25 de mayo de 2010 | |

Etapa 8:Arzúa - Pedrouzo

Aquella mañana echamos a andar más pronto que nunca. Cuando miré el reloj al salir de Arzúa eran las 7:40 de la mañana. -Dios - pensé - ¡qué horas! También es verdad que nos dejamos el desayuno para más adelante y fueron pasando los kilómetros y las fuerzas mermaban hasta que apareció ante nosotros un oasis. En mitad de la nada, en uno de esos pueblos diminutos, alguien había reconstruido una vieja casa y la había convertido hacía escasos meses en una cafetería casi de diseño a pie de camino. Acostumbrados a los bares de pueblo, a las tabernillas gallegas, aquel sitio era como un espejismo y no es ninguna exageración.

Estábamos preocupadas con la nube de ceniza. Nos habían comentado que el impronunciable volcán islandés había vuelto a la carga y que esos días los aeropuertos del norte de España no operaban con normalidad, que el de Santiago de Compostela había estado cerrado todo el fin de semana. En definitiva, que no sabíamos muy bien si íbamos a poder volver a casa en avión o había que buscar alternativas.

El camino parecía dar una tregua. Después de los 30 del día anterior, pensar en los 20 kilómetros de este día no asustaba nada, pero la tendinitis empezó a hacer aparición. Cuando te salen ampollas, además del dolor más o menos soportable, el verdadero problema pasa a ser que cambias la pisada y que a continuación aparecen las molestias musculares: los gemelos duros como piedras, las rodillas que se resienten y en mi caso, ese peculiar mordisco en la parte trasera del pie que te indica que el tendón de aquiles anda tocado.

Por el camino nos fuimos encontrando con una manifestación de trabajadores de la construcción que hacían el tramo hasta Santiago como protesta para conseguir la jubilación a los 60 y a la entrada de Arzúa andaban montando jaleo e incluso la televisión gallega estaba grabando la marcha. De vez en cuando un megáfono estruendoso rompía la tranquilidad.
Como ya he mencionado, durante el camino, como las etapas están tan marcadas, era muy fácil coincidir casi todos los días con las mismas personas, sobre todo, si vas parando con asiduidad en los albergues públicos. Así que la tarde anterior, sabiendo que aquella era la última etapa antes de llegar a Santiago y perdernos la pista, quedamos en alojarnos todos juntos en algún albergue con cocina y comer y cenar juntos.

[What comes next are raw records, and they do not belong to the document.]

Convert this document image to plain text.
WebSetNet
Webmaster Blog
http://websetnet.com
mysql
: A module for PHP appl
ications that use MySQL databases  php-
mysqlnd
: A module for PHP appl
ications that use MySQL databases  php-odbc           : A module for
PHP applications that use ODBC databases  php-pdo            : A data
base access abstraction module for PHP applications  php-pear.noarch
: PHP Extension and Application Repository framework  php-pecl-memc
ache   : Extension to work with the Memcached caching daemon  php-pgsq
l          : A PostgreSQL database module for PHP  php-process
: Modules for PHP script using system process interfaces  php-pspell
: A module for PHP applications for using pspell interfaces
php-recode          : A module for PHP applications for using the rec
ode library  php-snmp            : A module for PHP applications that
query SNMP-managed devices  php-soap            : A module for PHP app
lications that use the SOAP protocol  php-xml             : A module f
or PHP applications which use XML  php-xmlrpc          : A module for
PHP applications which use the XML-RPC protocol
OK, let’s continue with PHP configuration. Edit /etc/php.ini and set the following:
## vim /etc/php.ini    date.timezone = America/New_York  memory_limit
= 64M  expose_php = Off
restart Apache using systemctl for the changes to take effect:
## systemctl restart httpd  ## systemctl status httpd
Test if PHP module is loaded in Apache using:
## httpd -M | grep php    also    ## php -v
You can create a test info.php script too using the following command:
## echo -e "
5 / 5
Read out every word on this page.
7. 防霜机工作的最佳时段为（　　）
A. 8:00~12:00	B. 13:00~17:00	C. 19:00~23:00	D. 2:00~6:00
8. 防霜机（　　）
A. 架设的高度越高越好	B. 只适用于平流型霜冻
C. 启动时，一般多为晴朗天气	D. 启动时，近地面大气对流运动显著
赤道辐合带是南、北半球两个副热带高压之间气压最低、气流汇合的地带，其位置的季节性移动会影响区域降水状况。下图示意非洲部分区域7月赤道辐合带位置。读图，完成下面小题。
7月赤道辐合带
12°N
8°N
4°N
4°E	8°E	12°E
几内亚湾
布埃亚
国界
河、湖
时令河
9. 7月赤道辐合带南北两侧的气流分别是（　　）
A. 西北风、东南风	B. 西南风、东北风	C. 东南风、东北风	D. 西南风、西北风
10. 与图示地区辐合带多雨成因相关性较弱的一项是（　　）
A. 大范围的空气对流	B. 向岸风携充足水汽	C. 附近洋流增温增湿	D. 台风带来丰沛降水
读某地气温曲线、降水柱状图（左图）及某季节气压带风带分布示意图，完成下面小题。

Miguel, el peregrino coruñés que se nos había unido la jornada anterior, nos acompañó durante todo el día hasta Arzúa, pero cuando llegamos allí, él siguió andando los 17 kilómetros que quedaban hasta Santiago porque tenía la obligación de llegar el martes por motivos personales. Nosotras nos quedamos y finalmente, el grupo al completo se quedó en el albergue de la Xunta que tenía cocina y que fue bastante permisivo con el tema de la hora de apagado de luces.

Por la tarde, fuimos a dar un paseo por Arzúa y a tomarnos un café en una terraza. De nuevo lucía el sol y por allí aparecieron los jubilados malagueños que se sentaron con nosotras a hacernos compañía. Fue la última vez que compartimos un largo rato con el profesor de Filosofía y con los dos orientadores escolares con los que no parábamos de reírnos.


Para comer, el italiano Franco, que había comenzado su andadura en Lourdes, hizo una pasta buenísima. Era muy curioso ver cómo llevaba en una riñonera de la que no se separaba, tres tarros de especias que eran el toque secreto y desconocido para el resto. Por la noche se repitió la misma operación con un risotto con gulas y gambas y unas botellas de vino. Parecía mentira, pero a pesar del cansancio, el ambiente era de auténtica celebración. No era para menos, el Camino tocaba ya su fin.